Our data demonstrated the paracrine inhibitory effect of CM-Adipo on osteoblast differentiation of mBMSCs. Few studies have investigated the paracrine effect of adipocytes on osteoblast differentiation. For example, Benayahu et al. [30] demonstrated the inhibitory effect of adipocyte CM on osteogenesis of marrow-derived osteoblastic cells, MBA-15 , while Maxson S, et al., [31] showed the stimulatory effect of adipocyte CM on the osteoblast differentiation of BMSCs. On the other hand, mammary adipose tissue-derived CM did not affect osteoblast differentiation of primary human osteoblasts [32]. These contradictory data can be attributed to the use of different sources of adipocytes for collecting CM. In addition, these studies apply the traditional method for collecting CM, which does not exclude the presence of adipogenic inducers. Indeed, when such inducers were omitted in a co-culture system, adipocytes were shown not only to inhibit osteoblast differentiation of BMSCs [33, 34] but also to induce their trans-differentiation into adipocytes [35].

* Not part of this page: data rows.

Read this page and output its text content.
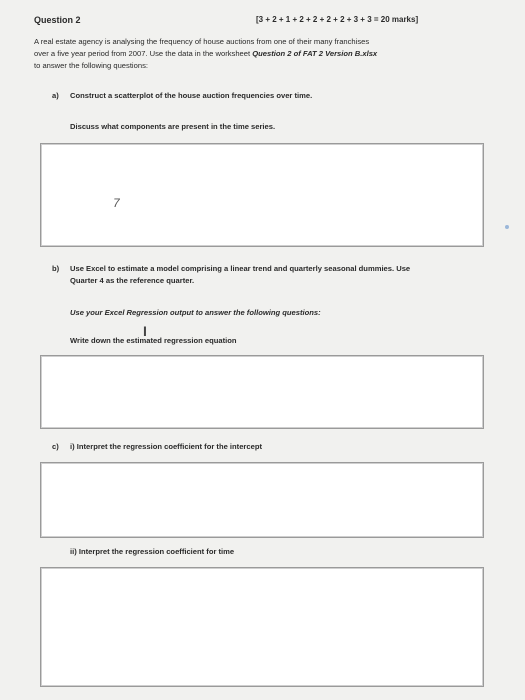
Question 2	[3 + 2 + 1 + 2 + 2 + 2 + 2 + 3 + 3 = 20 marks]
A real estate agency is analysing the frequency of house auctions from one of their many franchises
over a five year period from 2007. Use the data in the worksheet Question 2 of FAT 2 Version B.xlsx
to answer the following questions:
a) Construct a scatterplot of the house auction frequencies over time.
Discuss what components are present in the time series.
7
b) Use Excel to estimate a model comprising a linear trend and quarterly seasonal dummies. Use
Quarter 4 as the reference quarter.
Use your Excel Regression output to answer the following questions:
Write down the estimated regression equation
I
c) i) Interpret the regression coefficient for the intercept
ii) Interpret the regression coefficient for time
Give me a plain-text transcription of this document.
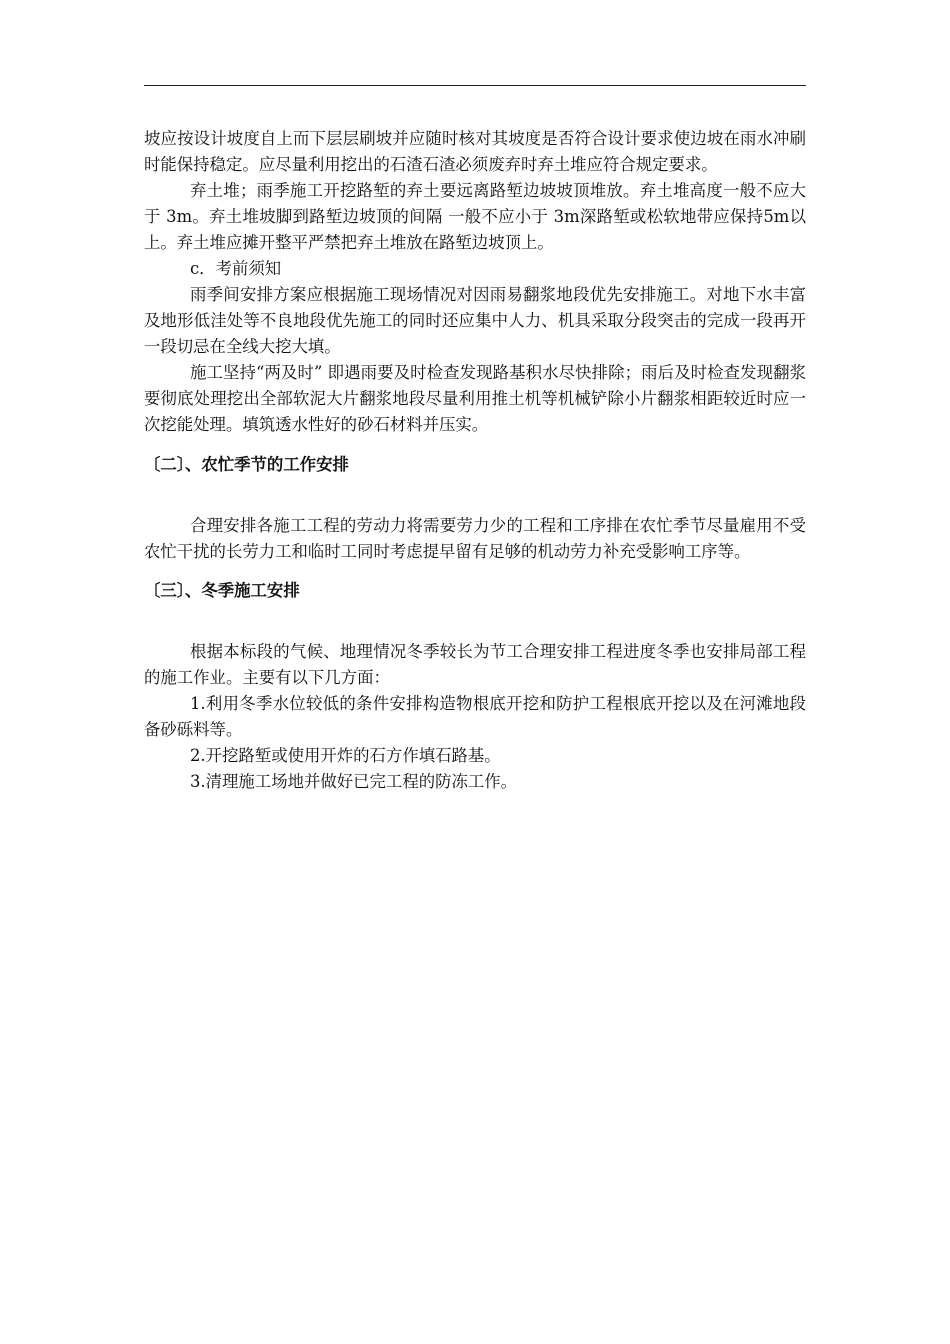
坡应按设计坡度自上而下层层刷坡并应随时核对其坡度是否符合设计要求使边坡在雨水冲刷时能保持稳定。应尽量利用挖出的石渣石渣必须废弃时弃土堆应符合规定要求。

弃土堆；雨季施工开挖路堑的弃土要远离路堑边坡坡顶堆放。弃土堆高度一般不应大于 3m。弃土堆坡脚到路堑边坡顶的间隔 一般不应小于 3m深路堑或松软地带应保持5m以上。弃土堆应摊开整平严禁把弃土堆放在路堑边坡顶上。

c．考前须知

雨季间安排方案应根据施工现场情况对因雨易翻浆地段优先安排施工。对地下水丰富及地形低洼处等不良地段优先施工的同时还应集中人力、机具采取分段突击的完成一段再开一段切忌在全线大挖大填。

施工坚持“两及时” 即遇雨要及时检查发现路基积水尽快排除；雨后及时检查发现翻浆要彻底处理挖出全部软泥大片翻浆地段尽量利用推土机等机械铲除小片翻浆相距较近时应一次挖能处理。填筑透水性好的砂石材料并压实。

〔二〕、农忙季节的工作安排

合理安排各施工工程的劳动力将需要劳力少的工程和工序排在农忙季节尽量雇用不受农忙干扰的长劳力工和临时工同时考虑提早留有足够的机动劳力补充受影响工序等。

〔三〕、冬季施工安排

根据本标段的气候、地理情况冬季较长为节工合理安排工程进度冬季也安排局部工程的施工作业。主要有以下几方面：

1.利用冬季水位较低的条件安排构造物根底开挖和防护工程根底开挖以及在河滩地段备砂砾料等。

2.开挖路堑或使用开炸的石方作填石路基。

3.清理施工场地并做好已完工程的防冻工作。
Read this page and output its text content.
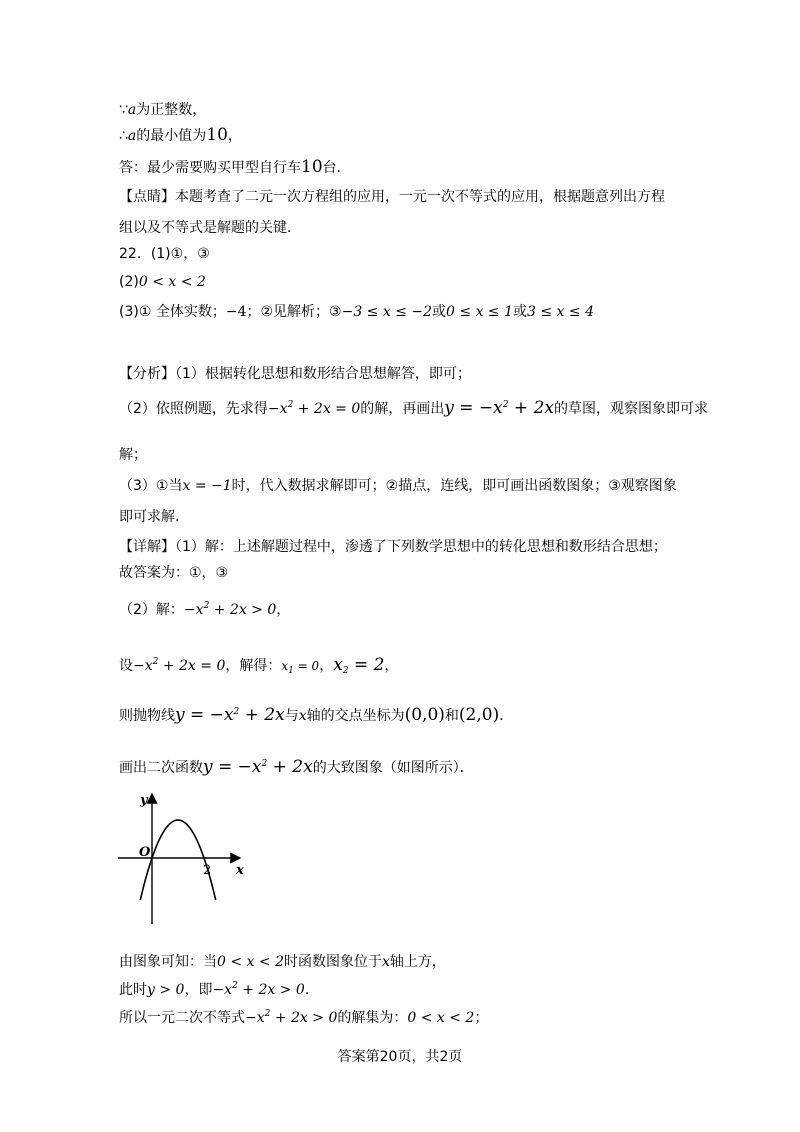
∵a为正整数，
∴a的最小值为10，
答：最少需要购买甲型自行车10台．
【点睛】本题考查了二元一次方程组的应用，一元一次不等式的应用，根据题意列出方程
组以及不等式是解题的关键．
22．(1)①，③
(2)0 < x < 2
(3)① 全体实数；−4；②见解析；③−3 ≤ x ≤ −2或0 ≤ x ≤ 1或3 ≤ x ≤ 4
【分析】（1）根据转化思想和数形结合思想解答，即可；
（2）依照例题，先求得$-x^2 + 2x = 0$的解，再画出$y = -x^2 + 2x$的草图，观察图象即可求
解；
（3）①当x = −1时，代入数据求解即可；②描点，连线，即可画出函数图象；③观察图象
即可求解．
【详解】（1）解：上述解题过程中，渗透了下列数学思想中的转化思想和数形结合思想；
故答案为：①，③
（2）解：$-x^2 + 2x > 0$，
设$-x^2 + 2x = 0$，解得：$x_1 = 0$，$x_2 = 2$，
则抛物线$y = -x^2 + 2x$与x轴的交点坐标为(0,0)和(2,0)．
画出二次函数$y = -x^2 + 2x$的大致图象（如图所示）．
y
x
O
2
由图象可知：当0 < x < 2时函数图象位于x轴上方，
此时y > 0，即$-x^2 + 2x > 0$．
所以一元二次不等式$-x^2 + 2x > 0$的解集为：0 < x < 2；
答案第20页，共2页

Our data identified the BMPs signaling as the most distinct osteogenic pathway to be inhibited by the adipocytes CM. In consistence with our finding, the impairment of BMPs signaling was reported in BMSCs derived from osteoporotic postmenopausal women (the condition of increased marrow adipocytes) [36]. Recently, the activation of NF-κB was shown to suppress the BMP2-induced osteogenesis. In this mechanism, the inflammatory environment-stimulated NF-κB activity suppresses BMPs pathway via either activating the Toll-like receptor-4 and its intracellular adaptor protein My88 (TLR4/MyD88) dependent pathway [26] or interfering with DNA binding of the Smad complex [37, 38]. The interaction between BMPs and NF-κB signaling pathways was further confirmed by demonstrating that the inhibition of local inflammation is effective to promote the BMP-2 induced bone regeneration in vivo [39, 40]. Considering, that the adipocytes secret several inflammatory cytokines including IL-6, TNF-a, IL-1β, MCP1, CCL2 and PAI-1 known to be involved in the activation of the NF-κB [27, 41], our data demonstrated the stimulatory effect of CM-Adipo on the NF-κB signaling activation. In addition, we showed that the blocking of NF-κB signaling in mBMSCs rescued the inhibitory effect of CM-Adipo on BMP2-induced osteogenesis, suggesting that the inhibitory effect of CM-Adipo on osteoblast differentiation is mediated at least in part by NF-κB activation. Taken together, the inhibitory effect of CM-Adipocyte on osteogenesis is mediated by a group of secreted factors (Adipokines) rather than one individual factor and targeting the inhibition of adipocyte differentiation could be beneficiary for enhancing bone formation

Conclusions

Marrow adiposity is inversely correlated with bone mass in many osteoporotic clinical conditions. The differentiation potential of BMSCs into either osteoblastic or adipocytic cell lineage was shown to be regulated by local and secreted factors in bone marrow microenvironment. Here, we studied the paracrine effect of adipocytes on the differentiation capacity of mBMSCs into osteoblasts. Our data demonstrated the paracrine inhibitory effect of adipocytes-secreted factors on the osteoblast differentiation of mBMSCs by blocking BMPs signaling in a mechanism mediated by the activation of NF-κB pathway. This study identified a novel mechanism that controlling the paracrine inhibitory effect of adipocytes on osteoblast differentiation of BMSCs.